Accordingly, these prior art quenchable electronic flash units commence to measure light reflected from an object being photographed only from the instant of the production of the flash light or a very brief interval prior to such production. When such electronic flash units are used with cameras employing X-contact synchronization or are used with cameras employing M-contact synchronization with time delay means associated with the M-contacts, the flash unit light-integrating circuit does not respond to light until after the camera shutter opens.

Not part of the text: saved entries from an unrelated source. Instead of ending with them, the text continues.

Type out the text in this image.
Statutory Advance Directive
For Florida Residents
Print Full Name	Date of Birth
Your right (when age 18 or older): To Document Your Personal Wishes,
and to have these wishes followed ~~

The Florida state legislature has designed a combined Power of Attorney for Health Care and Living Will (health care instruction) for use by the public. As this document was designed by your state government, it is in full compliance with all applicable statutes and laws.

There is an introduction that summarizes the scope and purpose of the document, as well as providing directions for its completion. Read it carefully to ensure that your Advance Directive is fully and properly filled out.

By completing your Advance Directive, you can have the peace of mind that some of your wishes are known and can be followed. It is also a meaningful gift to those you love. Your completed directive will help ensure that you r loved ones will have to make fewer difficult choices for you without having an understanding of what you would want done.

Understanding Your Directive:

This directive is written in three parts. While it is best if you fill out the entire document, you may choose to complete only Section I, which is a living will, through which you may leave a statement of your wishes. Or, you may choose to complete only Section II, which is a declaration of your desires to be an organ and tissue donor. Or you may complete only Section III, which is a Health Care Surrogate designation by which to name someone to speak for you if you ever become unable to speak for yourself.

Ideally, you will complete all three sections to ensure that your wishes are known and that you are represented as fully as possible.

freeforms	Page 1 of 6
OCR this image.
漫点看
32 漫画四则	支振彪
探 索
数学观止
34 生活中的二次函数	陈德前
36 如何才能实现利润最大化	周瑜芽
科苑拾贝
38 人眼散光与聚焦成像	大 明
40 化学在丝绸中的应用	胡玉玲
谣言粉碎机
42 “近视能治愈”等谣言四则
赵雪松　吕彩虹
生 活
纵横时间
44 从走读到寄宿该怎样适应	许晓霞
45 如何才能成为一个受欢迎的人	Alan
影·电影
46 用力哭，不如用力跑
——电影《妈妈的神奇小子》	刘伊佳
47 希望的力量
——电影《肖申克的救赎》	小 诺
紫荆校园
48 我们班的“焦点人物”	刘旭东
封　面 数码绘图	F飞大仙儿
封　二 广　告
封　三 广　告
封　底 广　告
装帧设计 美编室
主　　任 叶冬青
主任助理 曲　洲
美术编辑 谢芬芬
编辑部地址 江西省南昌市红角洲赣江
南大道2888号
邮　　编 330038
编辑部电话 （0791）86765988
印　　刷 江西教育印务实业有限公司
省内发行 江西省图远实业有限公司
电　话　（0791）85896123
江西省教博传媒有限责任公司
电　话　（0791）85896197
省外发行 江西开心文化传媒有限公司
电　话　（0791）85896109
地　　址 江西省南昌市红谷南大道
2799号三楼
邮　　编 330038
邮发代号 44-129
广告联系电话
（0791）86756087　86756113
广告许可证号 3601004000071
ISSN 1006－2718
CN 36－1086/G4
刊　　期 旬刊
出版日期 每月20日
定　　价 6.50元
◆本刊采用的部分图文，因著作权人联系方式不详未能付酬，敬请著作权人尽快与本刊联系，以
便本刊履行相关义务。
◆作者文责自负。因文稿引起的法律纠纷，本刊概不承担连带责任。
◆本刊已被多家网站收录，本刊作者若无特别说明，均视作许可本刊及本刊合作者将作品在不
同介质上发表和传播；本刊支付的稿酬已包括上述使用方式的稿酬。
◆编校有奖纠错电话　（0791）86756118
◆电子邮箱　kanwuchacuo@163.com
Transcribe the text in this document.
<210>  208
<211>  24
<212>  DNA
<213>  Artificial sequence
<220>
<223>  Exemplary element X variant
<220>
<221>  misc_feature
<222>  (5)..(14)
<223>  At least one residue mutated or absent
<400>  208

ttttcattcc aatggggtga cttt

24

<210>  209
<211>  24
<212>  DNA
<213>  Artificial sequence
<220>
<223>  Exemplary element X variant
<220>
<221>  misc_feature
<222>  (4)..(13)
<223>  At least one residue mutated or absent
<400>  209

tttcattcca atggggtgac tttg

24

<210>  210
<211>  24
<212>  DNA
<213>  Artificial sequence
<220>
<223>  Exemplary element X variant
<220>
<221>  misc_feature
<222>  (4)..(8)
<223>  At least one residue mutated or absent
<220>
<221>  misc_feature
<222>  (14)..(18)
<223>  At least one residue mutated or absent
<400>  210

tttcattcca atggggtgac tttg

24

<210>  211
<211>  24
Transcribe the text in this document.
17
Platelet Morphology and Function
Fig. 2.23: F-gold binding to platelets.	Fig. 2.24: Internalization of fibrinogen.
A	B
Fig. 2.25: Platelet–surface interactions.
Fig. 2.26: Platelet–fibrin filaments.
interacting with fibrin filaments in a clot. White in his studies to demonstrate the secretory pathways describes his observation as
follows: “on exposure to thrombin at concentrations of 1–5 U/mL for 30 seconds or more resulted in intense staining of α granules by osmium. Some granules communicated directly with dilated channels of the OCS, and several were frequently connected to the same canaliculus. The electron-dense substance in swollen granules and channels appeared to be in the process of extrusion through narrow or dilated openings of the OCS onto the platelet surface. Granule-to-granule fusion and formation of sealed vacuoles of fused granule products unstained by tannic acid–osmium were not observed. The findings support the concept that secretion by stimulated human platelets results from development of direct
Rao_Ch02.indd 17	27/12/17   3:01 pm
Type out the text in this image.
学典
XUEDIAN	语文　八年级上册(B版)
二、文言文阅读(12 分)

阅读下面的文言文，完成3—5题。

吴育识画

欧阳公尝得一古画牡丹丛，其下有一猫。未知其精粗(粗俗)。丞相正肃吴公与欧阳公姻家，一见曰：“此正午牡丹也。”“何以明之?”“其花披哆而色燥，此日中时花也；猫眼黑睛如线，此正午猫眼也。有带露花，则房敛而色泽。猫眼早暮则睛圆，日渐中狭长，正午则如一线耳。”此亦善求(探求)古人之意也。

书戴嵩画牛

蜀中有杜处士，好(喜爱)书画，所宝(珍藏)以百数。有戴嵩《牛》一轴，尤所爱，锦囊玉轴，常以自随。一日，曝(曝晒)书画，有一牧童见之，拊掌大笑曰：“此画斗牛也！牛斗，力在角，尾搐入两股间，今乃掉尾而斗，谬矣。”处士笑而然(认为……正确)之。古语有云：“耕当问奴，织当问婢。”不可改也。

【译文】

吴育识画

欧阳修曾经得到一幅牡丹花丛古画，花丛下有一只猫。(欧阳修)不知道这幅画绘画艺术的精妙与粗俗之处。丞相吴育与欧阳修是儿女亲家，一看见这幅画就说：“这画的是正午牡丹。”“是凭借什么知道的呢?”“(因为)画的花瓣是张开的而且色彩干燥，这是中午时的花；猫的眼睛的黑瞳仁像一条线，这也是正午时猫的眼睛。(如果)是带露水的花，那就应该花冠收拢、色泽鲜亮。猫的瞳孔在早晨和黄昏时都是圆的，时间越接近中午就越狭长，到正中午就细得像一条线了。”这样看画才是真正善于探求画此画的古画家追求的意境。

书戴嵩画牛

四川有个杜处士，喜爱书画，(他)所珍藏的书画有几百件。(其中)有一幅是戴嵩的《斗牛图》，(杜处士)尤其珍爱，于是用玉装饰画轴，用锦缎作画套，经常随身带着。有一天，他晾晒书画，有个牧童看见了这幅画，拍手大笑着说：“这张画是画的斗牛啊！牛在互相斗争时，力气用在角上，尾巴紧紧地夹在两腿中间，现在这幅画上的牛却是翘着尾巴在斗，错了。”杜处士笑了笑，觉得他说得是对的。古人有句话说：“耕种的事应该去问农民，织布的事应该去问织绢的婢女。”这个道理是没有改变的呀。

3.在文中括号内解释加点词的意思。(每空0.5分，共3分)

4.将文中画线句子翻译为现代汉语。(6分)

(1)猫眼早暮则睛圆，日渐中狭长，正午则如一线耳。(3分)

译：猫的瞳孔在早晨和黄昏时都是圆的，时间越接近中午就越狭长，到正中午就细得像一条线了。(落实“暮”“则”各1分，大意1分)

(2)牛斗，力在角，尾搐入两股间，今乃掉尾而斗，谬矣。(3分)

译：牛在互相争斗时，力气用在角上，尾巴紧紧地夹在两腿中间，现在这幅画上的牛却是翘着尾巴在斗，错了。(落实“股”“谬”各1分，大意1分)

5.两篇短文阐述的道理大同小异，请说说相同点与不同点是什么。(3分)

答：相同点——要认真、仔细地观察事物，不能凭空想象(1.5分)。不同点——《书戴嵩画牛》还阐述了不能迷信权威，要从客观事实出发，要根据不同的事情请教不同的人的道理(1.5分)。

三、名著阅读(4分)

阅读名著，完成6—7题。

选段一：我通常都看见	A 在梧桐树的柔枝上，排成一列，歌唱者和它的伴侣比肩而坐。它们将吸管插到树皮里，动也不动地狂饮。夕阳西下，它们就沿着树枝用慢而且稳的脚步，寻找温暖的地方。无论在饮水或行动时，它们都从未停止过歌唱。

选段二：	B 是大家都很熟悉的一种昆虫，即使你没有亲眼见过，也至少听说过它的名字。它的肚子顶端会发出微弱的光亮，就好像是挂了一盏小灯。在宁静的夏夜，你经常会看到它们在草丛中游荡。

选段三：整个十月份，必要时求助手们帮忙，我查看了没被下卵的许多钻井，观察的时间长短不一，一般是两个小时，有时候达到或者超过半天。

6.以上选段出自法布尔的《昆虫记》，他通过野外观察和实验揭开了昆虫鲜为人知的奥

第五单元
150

Frequently, however, it is desirable to provide flash illumination when there exists significant ambient illumination, such as operation of a photographic camera in what is commonly called a "fill-flash" mode. These prior art flash units have a disadvantage in fill-flash because the flash integrating circuit does not take into account the light "seen" by photographic film in the camera during the interval the camera shutter is opened prior to the production of flash light. The initial exposure, which occurs during this interval, can be a substantial portion of the total exposure. Unless this initial exposure is effectively accounted for by the light-integrating circuitry in the flash unit, an appreciable over-exposure error results in fill-flash, because the flashtube is not quenched soon enough. The error can be particularly troublesome for a photographic process that has a narrow "exposure latitude" such as used in self-processing cameras.